I thought of the above quote from Mahatma Gandhi. I have always loved it and in fact use it as my ‘behaviour guide’. I determined that to be able to address my actions I needed to first address my beliefs. Did I honestly hold the belief that running a business would not have problems? That staff would never be sick? That every lab job would arrive on time? That every process I implemented would be instantly embraced by all staff? I have been working in dental surgeries for 28 years and these three events happen…ALL THE TIME! So I changed my belief to using Pareto’s 80:20 principle. Things run smoothly 80% of the time, and then 20% of the time, they don’t. I embraced this concept.
Then I chose what my reaction to problems was to be.
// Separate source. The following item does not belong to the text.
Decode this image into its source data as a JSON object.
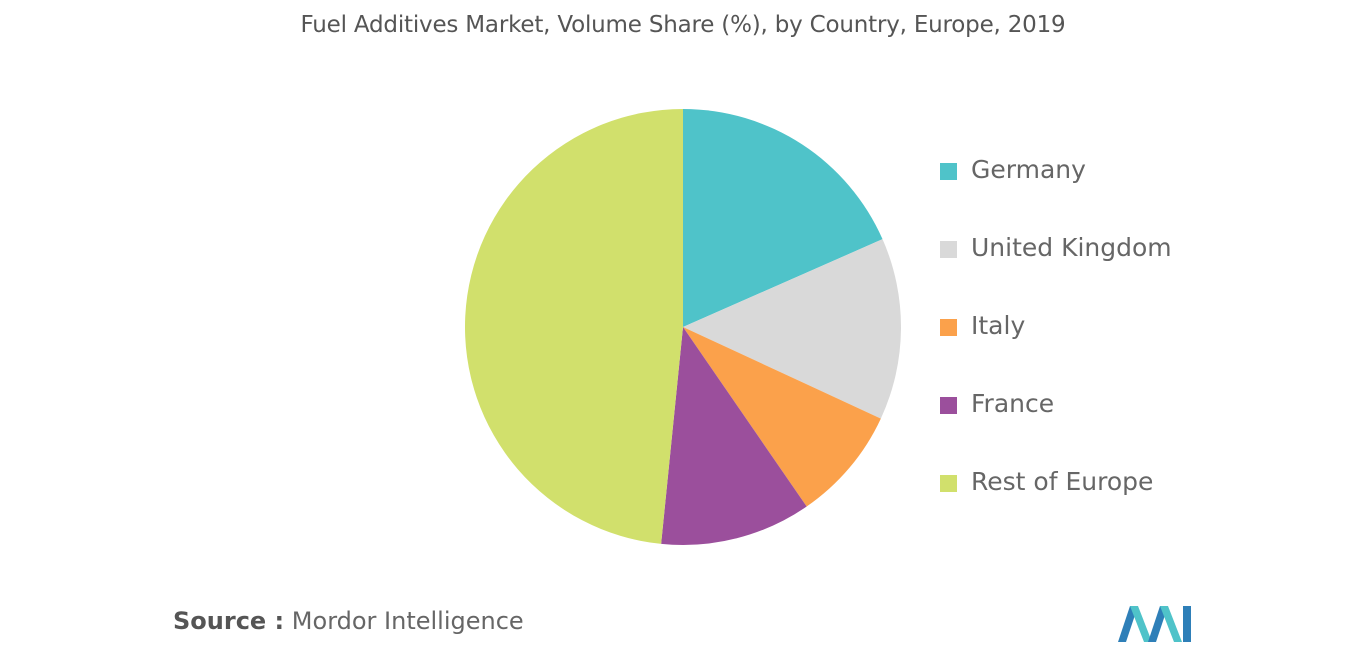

I know that our problem solving skills are sparked in to action when we feel good and powerful within ourselves, and that creative part of the brain shuts down when we feel low and ineffective. Not just in me, but in every staff member. So making anyone feel bad, or that they had let me down would work AGAINST achieving any resolution. I also wanted to appear in control and to be respectful of those around me. I wanted my team to know that I could be relied upon to be a great leader not just during the cool times, but also when it heats up.
So, I made a commitment to myself that no matter what happened, I would be light-hearted and encouraging. I would not let the urge to ‘blame’ or be passive aggressive be a part of me or the management of the situation (by anybody).
The processes put in place to resolve these issues were the same. My self-management though was different and my team (and I) were happier because of it. The calmer, more effective approach to problem solving is also seen and adopted by others, making a smarter and more resilient team.
So SMILE in the face of these minor disruptions and I promise you will have a happier practice because of it!